Nearly 30 years before Sorkin, in 1990, writer Christopher Sergel first staged his own To Kill a Mockingbird play in Monroeville, Alabama — Lee’s hometown. The show has been produced every single year since, with locals making up the cast.

The production starts outside the county courthouse and moves inside when the story’s courtroom scene begins, creating an immersive experience for the community. (Famously, Lee “abhors anything that trades on the book’s fame,” so she never attended a Mockingbird performance in Monroeville or otherwise during her lifetime.)

Beyond Monroeville, Sergel’s script has been performed around the world for years and was the sole adaptation available to license prior to 2016. Enter: Aaron Sorkin. That year, the mastermind behind shows like The West Wing and movies like The Social Network announced that he was going to re-adapt To Kill a Mockingbird for Broadway.

Sorkin’s To Kill a Mockingbird opened on Broadway in 2018 at the Shubert Theatre. Emmy Award winner Jeff Daniels led the cast as Atticus Finch, with Celia Keenan-Bolger as the show’s narrator Scout. The innovative production received rave reviews, sold-out crowds, and nine Tony Award nominations. Find out more about Aaron Sorkin and To Kill a Mockingbird.

Sorkin changed the structure of the story for the stage

Sorkin kept Lee’s plot intact, but he changed the structure. Rather than waiting to introduce the courtroom scene halfway through as the book does, Sorkin’s adaptation introduces the trial right at the beginning. He weaves it into the narration throughout, and Scout, Jem, and Dill’s childhood shenanigans that make up the first half of the book are peppered in between.

With this new structure, To Kill a Mockingbird becomes a memory play, in which Scout is recalling the trial and other memories in retrospect, processing all that they’ve taught her about her intolerant hometown.

Adult actors play the kids

On Broadway and in the West End, the kids are played by adults. (It works, we promise!) The choice emphasizes the kids’ maturity and quick loss of innocence as they learn about racism and crime. And it’s not far off from Lee’s writing — Scout is already very mature and well-spoken in the novel, so much so that book critics questioned her believability as a character at first. She’s practically 6-going-on-26.
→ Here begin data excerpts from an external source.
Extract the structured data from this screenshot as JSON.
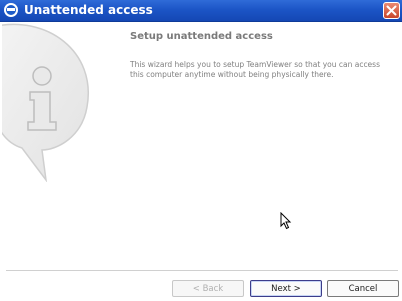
{
  "window": {
    "title": "Unattended access",
    "icons": {
      "app": "teamviewer-icon",
      "close": "close-icon",
      "graphic": "info-bubble-icon",
      "cursor": "mouse-pointer-icon"
    }
  },
  "wizard": {
    "heading": "Setup unattended access",
    "description": "This wizard helps you to setup TeamViewer so that you can access this computer anytime without being physically there."
  },
  "buttons": {
    "back": "< Back",
    "next": "Next >",
    "cancel": "Cancel"
  },
  "colors": {
    "titlebar": "#1c55c6",
    "close": "#d25a3a"
  }
}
And Sorkin, a famously complex writer, doesn’t change that about Scout for the play. Jeff Daniels once quipped, “You’ve got Aaron Sorkin dialogue. Find me a nine-year-old that can do that. They don’t exist.” The adults that play the kids still bring a youthful energy to the characters. Keenan-Bolger, for one, has played kids in shows like The 25th Annual Putnam County Spelling Bee and Peter and the Starcatcher, so she knows how to do a part like Scout well. She did win a Tony for it, after all!

There’s music in To Kill a Mockingbird

There’s a soundtrack to the story, brought to ears by an ever-present guitarist and organist that the audience can see on stage. That kind of setup is usually seen in musicals, making To Kill a Mockingbird stand out among plays.
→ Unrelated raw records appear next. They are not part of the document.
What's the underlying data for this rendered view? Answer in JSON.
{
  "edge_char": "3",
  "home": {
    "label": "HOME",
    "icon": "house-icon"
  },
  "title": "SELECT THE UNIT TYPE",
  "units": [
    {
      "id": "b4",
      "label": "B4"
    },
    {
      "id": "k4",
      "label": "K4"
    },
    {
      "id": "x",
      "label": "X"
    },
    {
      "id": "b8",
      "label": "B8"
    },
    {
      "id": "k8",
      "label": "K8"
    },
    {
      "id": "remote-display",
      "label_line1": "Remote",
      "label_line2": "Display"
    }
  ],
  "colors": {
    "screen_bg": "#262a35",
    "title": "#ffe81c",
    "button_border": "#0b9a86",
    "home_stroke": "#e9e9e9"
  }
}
The music was composed by Adam Guettel, who’s best known for The Light in the Piazza (which Keenan-Bolger has also starred in!). He wrote most of the score in the rehearsal room with director Bartlett Sher and the actors, which let him use their performances as inspiration for the music and time it to perfectly fit whatever mood or transition is happening at any moment.

Black characters get more agency in the play

Another update of Sorkin’s is that the audience gets time with characters besides Scout separate from her narration, most notably Atticus and the Black characters. There are moments with Atticus and Calpurnia and Atticus and Tom that Scout talks about in the book, but are acted out by the characters themselves on stage.

The housemaid Calpurnia, for example, is the one to remind Atticus that his neighbors, the townspeople he believes to be inherently good, are showing themselves to be the opposite over and over again. And we see Tom react in real time to the proceedings of his own trial and the jury that’s stacked against him from the start.

Sorkin’s To Kill a Mockingbird doesn’t change or downplay the heavy themes of racism from the novel, but the play adds to who gets to tell that story — not just Scout or Atticus, but the Black people most directly affected.